Find some other way besides racism to allow people to feel that they are better than everyone else.


This is one of the implications of a wonderful article by Kiara Wyndham-Douds, a sociologist at Washington University in Saint Louis. They have done a wonderful study on low racial prejudice suburbs. Yes, racially harmonious suburbs really do exist. But these suburbs are not exactly all sweetness, harmonious, light and wonderfulness. They found attributes of low racial prejudice suburbs that are extremely attractive and attributes that are not so attractive. You can read the details of their study in the May 2021 American Journal of Sociology: “Diversity Contract: Constructing Racial Harmony in a Diverse American Suburb.” They cover both sides of the issue. Their article has implications about how to decrease racial discrimination overall, and is a substantively important piece of work.
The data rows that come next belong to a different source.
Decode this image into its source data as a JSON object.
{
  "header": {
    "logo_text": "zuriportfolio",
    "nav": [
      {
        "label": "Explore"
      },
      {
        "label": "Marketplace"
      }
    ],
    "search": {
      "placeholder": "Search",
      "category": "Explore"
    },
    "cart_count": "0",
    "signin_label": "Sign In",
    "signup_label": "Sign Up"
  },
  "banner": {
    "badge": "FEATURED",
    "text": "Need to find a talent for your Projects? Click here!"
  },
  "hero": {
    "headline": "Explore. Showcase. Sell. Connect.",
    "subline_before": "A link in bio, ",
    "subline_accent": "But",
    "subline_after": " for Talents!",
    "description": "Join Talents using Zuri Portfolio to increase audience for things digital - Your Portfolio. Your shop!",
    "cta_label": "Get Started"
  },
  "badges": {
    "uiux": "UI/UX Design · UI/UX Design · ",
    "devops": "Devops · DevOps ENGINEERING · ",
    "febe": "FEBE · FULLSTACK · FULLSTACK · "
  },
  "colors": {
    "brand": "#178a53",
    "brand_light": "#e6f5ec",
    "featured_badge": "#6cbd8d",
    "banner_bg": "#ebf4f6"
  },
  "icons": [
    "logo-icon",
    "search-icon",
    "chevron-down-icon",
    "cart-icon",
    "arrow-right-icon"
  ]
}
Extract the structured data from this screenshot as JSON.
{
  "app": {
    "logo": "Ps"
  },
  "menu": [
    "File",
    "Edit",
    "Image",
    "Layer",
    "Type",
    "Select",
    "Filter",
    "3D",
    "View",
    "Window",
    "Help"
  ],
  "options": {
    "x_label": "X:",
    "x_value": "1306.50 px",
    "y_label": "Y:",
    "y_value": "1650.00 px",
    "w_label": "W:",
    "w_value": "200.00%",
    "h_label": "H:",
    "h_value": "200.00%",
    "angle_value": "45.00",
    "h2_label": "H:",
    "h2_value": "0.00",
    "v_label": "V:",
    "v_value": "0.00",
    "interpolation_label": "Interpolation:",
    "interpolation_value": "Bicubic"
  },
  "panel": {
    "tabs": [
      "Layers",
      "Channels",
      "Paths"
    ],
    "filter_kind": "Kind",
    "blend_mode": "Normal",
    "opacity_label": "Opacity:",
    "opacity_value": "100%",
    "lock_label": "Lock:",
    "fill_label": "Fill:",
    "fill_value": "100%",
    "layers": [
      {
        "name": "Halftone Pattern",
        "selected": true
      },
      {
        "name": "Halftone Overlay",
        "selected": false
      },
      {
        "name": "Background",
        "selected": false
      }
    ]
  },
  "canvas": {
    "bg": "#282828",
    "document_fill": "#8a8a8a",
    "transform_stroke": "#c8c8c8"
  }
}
Texas has several low racial prejudice suburbs and neighborhoods. I personally live near a racially harmonious suburb, Pflugerville, a suburb of Austin Texas. Bellaire is a racially harmonious neighborhood in Houston with an extremely positive reputation..


Douds writes about the largest example of a racially harmonious suburb in Texas – Fort Bend County. Fort Bend County, in terms of area, is almost ten times as large as Boston, and has a larger population than the city of Boston. Its largest city, Sugar Land, is about the size of Ann Arbor, Michigan. There are several other major towns in the county.


What distinguishes these racially harmonious places from the rest of America?


  • They are extremely ethnically diverse. They approximate being 25% White, 25% Black, 25% Asian and 25% Hispanic. No one ever hits these numbers exactly – but Fort Bend County in 2020 came close: 30% white, 20% black, 22% Asian and 24% Hispanic. (The remaining 6% were mixed identification or rarer groups such as Pacific Islander).


  • There are no separate ethnic neighborhoods or ethnic turfs. Everyone shares the same neighborhoods and the same public spaces. In my own city, Austin, there are clear White neighborhoods, clear Black neighborhoods and clear Hispanic neighborhoods. There are Asian neighborhoods which are either South Asian or East Asian, typically half or majority white. The same splits apply to restaurants, parks, and schools. In racially harmonious settings like Fort Bend County, neighborhoods, restaurants, parks and schools are all mixed with all four ethnicities physically present.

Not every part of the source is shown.